On Wednesday, Ministers from more than 28 nations met in Seoul for the second ministerial conference on AI safety. The summit, co-hosted by the UK and the Republic of Korea, saw commitments from governments and companies updates on the work since the first AI Safety Summit in Bletchley Park last November.

The UK feedback on the first six months work of the government backed AI Safety Institute, which included opening an office in San Francisco to work alongside experts from Silicon Valley.
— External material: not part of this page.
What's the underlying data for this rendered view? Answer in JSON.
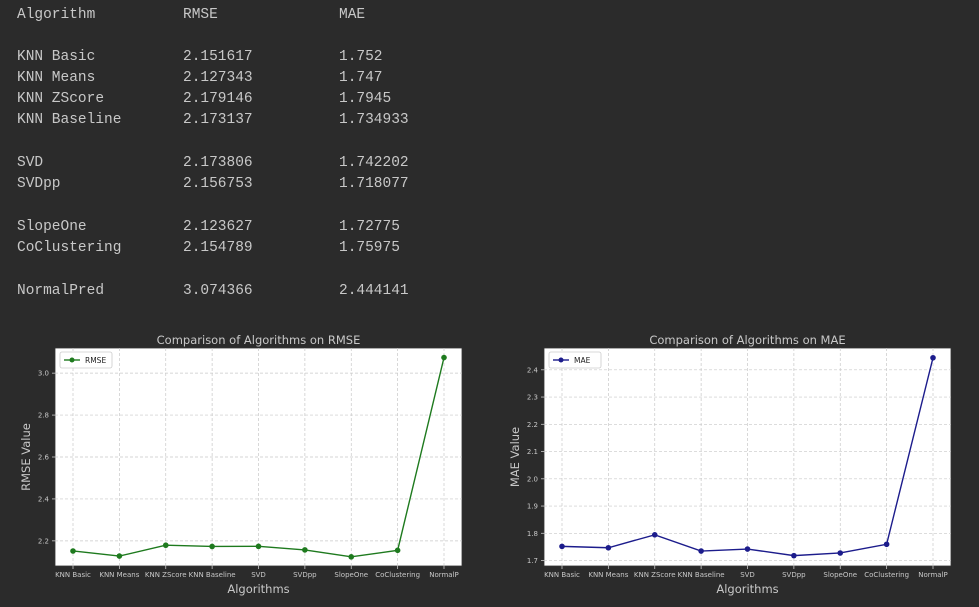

The Institute also completed its first testing on emerging AI models and formed partnerships with France, Singapore and Canada.

In the last six months similar institutes have also been launched by the government of the United States, Canada, Japan, Singapore, the Republic of Korea and the EU.

The conference also saw 16 companies sign safety commitments, pledging to improve AI safety and to refrain from releasing new models if the risks are too high.

The next AI ministerial summit will be held in France in early 2025. The focus of the 2025 meeting will be defining severe risks and what mitigations need to be implemented.

While the conference emphasised the need for ethical and controlled development and emphasised the need for meaningful human control, the impact of AI in weapon systems was not addressed during the minister’s statement in the House of Commons. With the United Nations Secretary-General calling on states to negotiate a treaty on autonomous weapons by 2026 this was a missed opportunity. Perticually as the majority of states now supporting such a treaty.

A full copy of the statement can be found on Hansard.